Sejak 7 Oktober, setidaknya 22 tentara Israel dan jumlah yang sama dari warga sipil telah tewas oleh hujan rudal Hezbollah dari Lebanon. Lebih dari 460 orang di Lebanon telah tewas oleh tembakan Israel. Kebanyakan adalah militan, tetapi lebih dari 100 adalah warga sipil, termasuk 12 anak dan 21 pekerja kesehatan, menurut PBB dan Kementerian Kesehatan Lebanon.
Banyak dari penduduk Israel yang tinggal di komunitas garis depan termasuk dalam tim darurat lokal bersenjata, yang sekarang melayani di bawah naungan cadangan militer.
Anggota tim darurat Snir, Lior Shelef, 48 tahun, mengatakan pada pertengahan Juli bahwa dia adalah satu-satunya orang yang tersisa di jalannya.
Lahir dan dibesarkan di Snir, Pak Shelef ingat tidur di tempat perlindungan bom selama tiga tahun saat masih kecil, selama perang Lebanon pertama Israel pada tahun 1980-an.
“Kami ingin memastikan bahwa anak-anak yang kembali ke sini akan memiliki masa kecil yang lebih baik,” katanya, menambahkan bahwa sementara keluarganya, yang tinggal di hotel setengah jam perjalanan ke selatan, tidak akan kembali, “Kami tidak akan pernah menyerah pada rumah kami.”
Beberapa penduduk Israel mengatakan mereka ingin melihat tindakan militer yang akan menjauhkan secara permanen pasukan Hezbollah dari perbatasan. Tetapi seperti beberapa orang lain di sini, Pak Shelef tampak ragu tentang perlunya konflik besar-besaran dengan Hezbollah di Lebanon, yang kemungkinan akan merusak kedua negara. Akhirnya, katanya, ketenangan hanya akan pulih melalui jalan resolusi diplomatik “dengan perang atau tanpa perang.”

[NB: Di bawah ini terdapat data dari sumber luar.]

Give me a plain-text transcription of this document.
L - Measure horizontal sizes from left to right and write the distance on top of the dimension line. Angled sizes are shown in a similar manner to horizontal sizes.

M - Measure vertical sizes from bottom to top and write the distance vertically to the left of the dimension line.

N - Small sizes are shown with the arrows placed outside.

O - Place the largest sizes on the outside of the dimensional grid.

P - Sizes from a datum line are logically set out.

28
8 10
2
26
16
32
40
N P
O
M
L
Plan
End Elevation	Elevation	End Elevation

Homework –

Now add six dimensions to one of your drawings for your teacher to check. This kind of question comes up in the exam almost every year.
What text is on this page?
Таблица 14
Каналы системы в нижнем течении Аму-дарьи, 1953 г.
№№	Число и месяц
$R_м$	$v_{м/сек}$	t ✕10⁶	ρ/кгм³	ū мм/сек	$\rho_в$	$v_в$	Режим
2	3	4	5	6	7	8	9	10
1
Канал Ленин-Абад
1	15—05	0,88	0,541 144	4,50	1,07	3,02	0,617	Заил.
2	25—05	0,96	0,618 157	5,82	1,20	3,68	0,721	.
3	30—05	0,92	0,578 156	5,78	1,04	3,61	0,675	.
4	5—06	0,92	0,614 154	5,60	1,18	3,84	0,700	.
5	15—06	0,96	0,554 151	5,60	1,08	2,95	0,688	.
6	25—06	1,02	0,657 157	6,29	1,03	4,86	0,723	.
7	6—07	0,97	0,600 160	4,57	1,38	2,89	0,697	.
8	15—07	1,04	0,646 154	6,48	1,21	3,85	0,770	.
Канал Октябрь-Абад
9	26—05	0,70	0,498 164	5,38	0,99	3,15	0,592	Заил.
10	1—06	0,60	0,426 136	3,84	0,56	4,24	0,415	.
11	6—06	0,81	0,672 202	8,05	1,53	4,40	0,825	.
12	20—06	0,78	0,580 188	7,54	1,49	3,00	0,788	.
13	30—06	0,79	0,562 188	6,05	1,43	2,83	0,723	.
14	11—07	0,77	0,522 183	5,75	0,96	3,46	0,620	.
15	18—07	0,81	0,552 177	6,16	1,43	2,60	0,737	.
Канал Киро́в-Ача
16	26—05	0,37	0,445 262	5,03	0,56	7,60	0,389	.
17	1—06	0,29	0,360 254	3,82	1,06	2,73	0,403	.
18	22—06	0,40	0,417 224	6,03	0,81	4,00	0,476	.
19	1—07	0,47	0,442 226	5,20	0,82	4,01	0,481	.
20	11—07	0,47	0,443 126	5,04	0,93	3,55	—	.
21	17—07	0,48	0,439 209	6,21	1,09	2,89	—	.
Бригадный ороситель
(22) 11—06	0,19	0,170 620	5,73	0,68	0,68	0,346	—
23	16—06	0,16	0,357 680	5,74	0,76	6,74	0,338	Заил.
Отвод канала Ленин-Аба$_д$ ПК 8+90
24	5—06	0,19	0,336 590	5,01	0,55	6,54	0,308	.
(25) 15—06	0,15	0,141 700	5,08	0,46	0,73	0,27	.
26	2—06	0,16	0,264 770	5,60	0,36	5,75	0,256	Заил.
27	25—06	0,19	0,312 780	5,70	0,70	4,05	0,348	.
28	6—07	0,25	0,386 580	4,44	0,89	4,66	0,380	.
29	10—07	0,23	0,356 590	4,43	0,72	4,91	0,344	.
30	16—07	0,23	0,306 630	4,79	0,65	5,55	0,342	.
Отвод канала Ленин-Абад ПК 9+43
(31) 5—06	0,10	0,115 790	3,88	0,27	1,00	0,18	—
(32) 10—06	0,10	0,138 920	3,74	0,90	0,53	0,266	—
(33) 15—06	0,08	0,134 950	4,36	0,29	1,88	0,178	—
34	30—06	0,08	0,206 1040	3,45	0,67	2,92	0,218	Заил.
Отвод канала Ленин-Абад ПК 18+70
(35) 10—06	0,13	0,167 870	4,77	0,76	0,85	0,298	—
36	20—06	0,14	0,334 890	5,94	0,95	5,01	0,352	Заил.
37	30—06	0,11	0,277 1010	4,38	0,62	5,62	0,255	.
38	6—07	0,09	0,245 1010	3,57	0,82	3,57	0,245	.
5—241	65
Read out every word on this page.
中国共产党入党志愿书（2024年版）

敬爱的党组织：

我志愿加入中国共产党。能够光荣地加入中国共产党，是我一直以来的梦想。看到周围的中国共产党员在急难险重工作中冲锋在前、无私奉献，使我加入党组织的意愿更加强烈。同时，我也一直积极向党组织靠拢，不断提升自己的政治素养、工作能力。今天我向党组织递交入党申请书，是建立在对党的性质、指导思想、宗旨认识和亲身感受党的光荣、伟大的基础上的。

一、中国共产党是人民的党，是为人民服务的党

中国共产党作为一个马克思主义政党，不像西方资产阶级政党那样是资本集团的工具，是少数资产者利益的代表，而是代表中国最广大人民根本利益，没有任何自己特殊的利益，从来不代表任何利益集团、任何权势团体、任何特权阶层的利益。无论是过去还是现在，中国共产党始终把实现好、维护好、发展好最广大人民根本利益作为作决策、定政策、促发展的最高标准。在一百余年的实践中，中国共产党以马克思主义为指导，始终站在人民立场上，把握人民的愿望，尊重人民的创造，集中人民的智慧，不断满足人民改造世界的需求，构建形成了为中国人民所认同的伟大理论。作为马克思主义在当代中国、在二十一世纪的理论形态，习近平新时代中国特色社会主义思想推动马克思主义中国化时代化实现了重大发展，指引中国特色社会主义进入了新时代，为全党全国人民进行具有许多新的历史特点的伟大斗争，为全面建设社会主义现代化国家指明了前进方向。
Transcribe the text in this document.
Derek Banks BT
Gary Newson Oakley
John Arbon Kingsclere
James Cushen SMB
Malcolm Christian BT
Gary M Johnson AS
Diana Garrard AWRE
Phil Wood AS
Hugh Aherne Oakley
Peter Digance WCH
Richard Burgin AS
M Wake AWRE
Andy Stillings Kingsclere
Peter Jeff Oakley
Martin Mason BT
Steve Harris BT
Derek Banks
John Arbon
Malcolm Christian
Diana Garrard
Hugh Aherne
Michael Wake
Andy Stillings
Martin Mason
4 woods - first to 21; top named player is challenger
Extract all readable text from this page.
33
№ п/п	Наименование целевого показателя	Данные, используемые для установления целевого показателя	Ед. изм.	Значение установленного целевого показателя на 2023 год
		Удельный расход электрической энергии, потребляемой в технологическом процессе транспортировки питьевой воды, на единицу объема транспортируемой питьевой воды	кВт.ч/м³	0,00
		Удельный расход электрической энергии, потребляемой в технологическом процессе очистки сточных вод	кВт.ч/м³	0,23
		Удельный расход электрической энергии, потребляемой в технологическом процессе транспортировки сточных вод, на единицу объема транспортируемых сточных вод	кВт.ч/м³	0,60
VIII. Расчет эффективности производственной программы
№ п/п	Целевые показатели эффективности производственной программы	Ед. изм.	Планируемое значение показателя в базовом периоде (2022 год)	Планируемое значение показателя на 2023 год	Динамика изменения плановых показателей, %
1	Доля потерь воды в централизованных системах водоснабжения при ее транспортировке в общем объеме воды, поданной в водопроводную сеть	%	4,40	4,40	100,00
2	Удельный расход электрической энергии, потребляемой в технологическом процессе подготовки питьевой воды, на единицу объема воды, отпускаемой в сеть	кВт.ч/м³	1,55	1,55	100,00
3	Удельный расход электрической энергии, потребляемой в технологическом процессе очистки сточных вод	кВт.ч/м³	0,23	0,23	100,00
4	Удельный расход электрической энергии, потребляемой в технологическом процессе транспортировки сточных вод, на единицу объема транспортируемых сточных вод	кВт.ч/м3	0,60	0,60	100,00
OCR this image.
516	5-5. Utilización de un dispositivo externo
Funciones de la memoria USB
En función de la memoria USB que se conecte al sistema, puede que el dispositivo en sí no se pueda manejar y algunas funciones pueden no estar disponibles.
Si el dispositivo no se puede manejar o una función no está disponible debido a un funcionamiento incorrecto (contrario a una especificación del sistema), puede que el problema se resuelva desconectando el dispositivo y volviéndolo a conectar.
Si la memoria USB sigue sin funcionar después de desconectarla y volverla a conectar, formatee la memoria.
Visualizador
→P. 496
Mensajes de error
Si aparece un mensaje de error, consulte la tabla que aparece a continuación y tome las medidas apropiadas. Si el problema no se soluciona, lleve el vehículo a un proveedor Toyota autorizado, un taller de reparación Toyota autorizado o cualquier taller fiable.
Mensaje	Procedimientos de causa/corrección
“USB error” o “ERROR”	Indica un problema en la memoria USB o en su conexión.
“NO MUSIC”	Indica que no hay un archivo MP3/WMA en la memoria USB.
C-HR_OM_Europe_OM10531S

Kfar Szold, sebuah kibbutz yang tidak dievakuasi, hanya beberapa menit perjalanan dari Snir. Banyak anggotanya pergi ke mana saja, tidak lama setelah 7 Oktober. Tetapi mereka tidak menerima dana pemerintah untuk akomodasi alternatif, dan secara bertahap, banyak kembali.
Nitai Galili, 31 tahun, seorang naturopatis dan penduduk Kfar Szold, menghabiskan enam minggu di Portugal setelah 7 Oktober sebelum pulang. Ibu dari seorang balita, dia mengatakan merasakan “ketakutan eksistensial yang konstan.”
Salah satu tembakan roket baru-baru ini menghantam jalan di luar kibbutz, hampir mengenai dua mobil.
“Anda bisa bertahan sekitar sebulan atau lebih,” kata Asaf Langleben, 49 tahun, ketua Kfar Szold, “tapi tidak ada ujungnya.”